Like other studies, we did not find a statistically significant effect of sex on contrafreeloading (Lindqvist and Jensen 2008; Vasconcellos et al. 2012). However, in the current study, the four cats who did show a tendency to contrafreeload were all males, and the two cats who did not eat any food from the puzzle were both females. Male cats are more prone to obesity (Lund et al. 2005) and may be more food motivated in general. Our findings suggest the sex of the cat should be considered in future studies.

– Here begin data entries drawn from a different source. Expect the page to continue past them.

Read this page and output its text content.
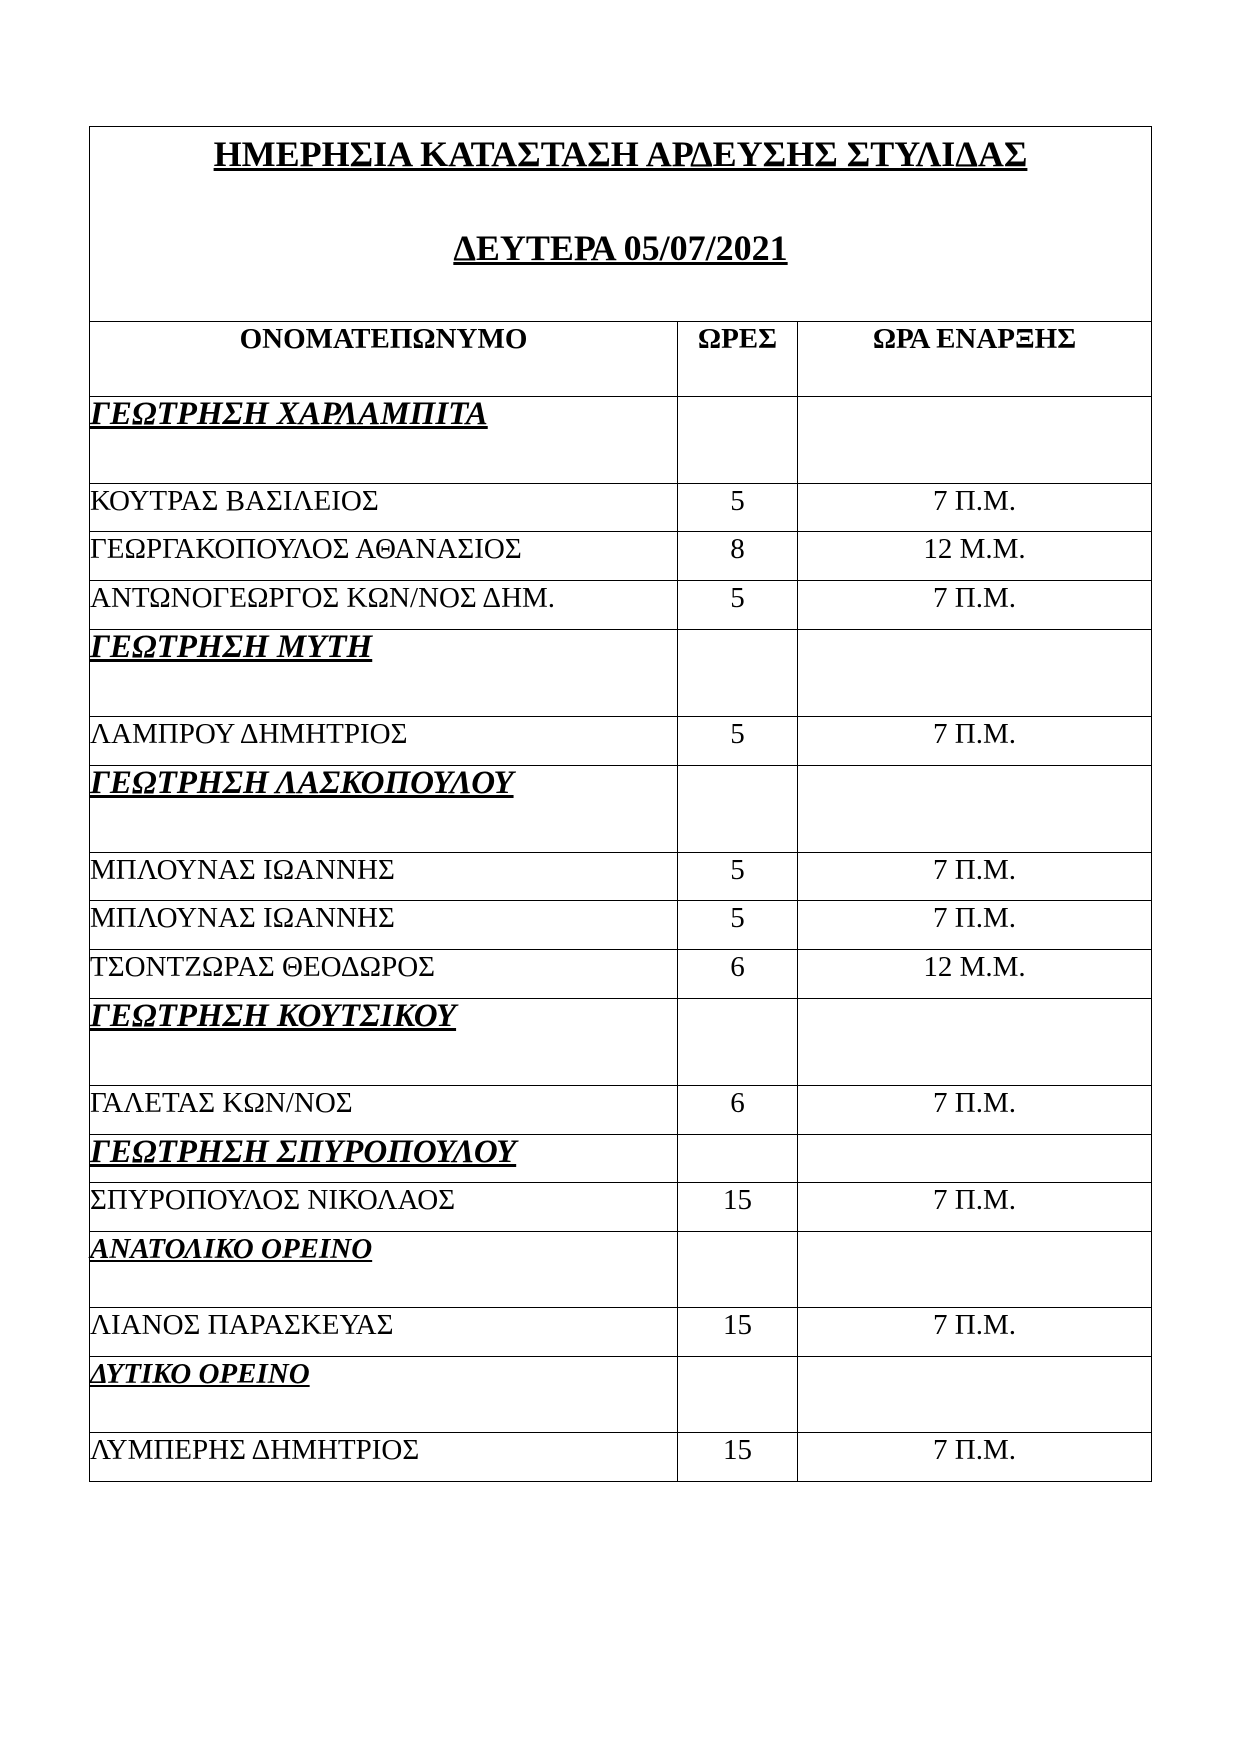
ΗΜΕΡΗΣΙΑ ΚΑΤΑΣΤΑΣΗ ΑΡΔΕΥΣΗΣ ΣΤΥΛΙΔΑΣ
ΔΕΥΤΕΡΑ 05/07/2021		

ΟΝΟΜΑΤΕΠΩΝΥΜΟ	ΩΡΕΣ	ΩΡΑ ΕΝΑΡΞΗΣ
ΓΕΩΤΡΗΣΗ ΧΑΡΛΑΜΠΙΤΑ		
ΚΟΥΤΡΑΣ ΒΑΣΙΛΕΙΟΣ	5	7 Π.Μ.
ΓΕΩΡΓΑΚΟΠΟΥΛΟΣ ΑΘΑΝΑΣΙΟΣ	8	12 Μ.Μ.
ΑΝΤΩΝΟΓΕΩΡΓΟΣ ΚΩΝ/ΝΟΣ ΔΗΜ.	5	7 Π.Μ.
ΓΕΩΤΡΗΣΗ ΜΥΤΗ		
ΛΑΜΠΡΟΥ ΔΗΜΗΤΡΙΟΣ	5	7 Π.Μ.
ΓΕΩΤΡΗΣΗ ΛΑΣΚΟΠΟΥΛΟΥ		
ΜΠΛΟΥΝΑΣ ΙΩΑΝΝΗΣ	5	7 Π.Μ.
ΜΠΛΟΥΝΑΣ ΙΩΑΝΝΗΣ	5	7 Π.Μ.
ΤΣΟΝΤΖΩΡΑΣ ΘΕΟΔΩΡΟΣ	6	12 Μ.Μ.
ΓΕΩΤΡΗΣΗ ΚΟΥΤΣΙΚΟΥ		
ΓΑΛΕΤΑΣ ΚΩΝ/ΝΟΣ	6	7 Π.Μ.
ΓΕΩΤΡΗΣΗ ΣΠΥΡΟΠΟΥΛΟΥ		
ΣΠΥΡΟΠΟΥΛΟΣ ΝΙΚΟΛΑΟΣ	15	7 Π.Μ.
ΑΝΑΤΟΛΙΚΟ ΟΡΕΙΝΟ		
ΛΙΑΝΟΣ ΠΑΡΑΣΚΕΥΑΣ	15	7 Π.Μ.
ΔΥΤΙΚΟ ΟΡΕΙΝΟ		
ΛΥΜΠΕΡΗΣ ΔΗΜΗΤΡΙΟΣ	15	7 Π.Μ.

Future research can further explore contrafreeloading in cats by introducing different types of food puzzles or operant behaviors necessary for obtaining food. Changing the value of the food offered may also increase contrafreeloading, as novelty of food items increases the level of reinforcement (Inglis et al. 1997). The effects of foraging enrichment on cat welfare and health indicators should also be assessed. A presentation of case studies found positive effects of food puzzles for domestic cats, such as weight reduction and an improvement of behavioral health (Dantas et al. 2016), but puzzles do not appear to increase overall activity levels (Naik et al. 2018).

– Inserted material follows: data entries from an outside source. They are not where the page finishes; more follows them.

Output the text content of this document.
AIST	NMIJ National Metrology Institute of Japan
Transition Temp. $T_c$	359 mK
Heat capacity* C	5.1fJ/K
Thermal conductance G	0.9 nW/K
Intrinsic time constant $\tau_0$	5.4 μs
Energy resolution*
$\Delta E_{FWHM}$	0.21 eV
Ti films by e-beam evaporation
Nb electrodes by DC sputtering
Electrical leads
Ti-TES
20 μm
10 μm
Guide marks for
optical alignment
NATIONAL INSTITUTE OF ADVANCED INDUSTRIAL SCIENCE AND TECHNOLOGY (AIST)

Understanding contrafreeloading is important for captive and domestic animal welfare as foraging enrichment is a frequently used tool to provide choice and mental stimulation. The effects of such enrichment on the behavior of captive animals are rarely tested. For domestic cats, the provision of foraging enrichment may depend on the needs and food motivation of the individual animal, and may be best introduced as a choice to enhance welfare, as foraging enrichment has been suggested to do in other species (e.g., Tarou and Bashaw 2007).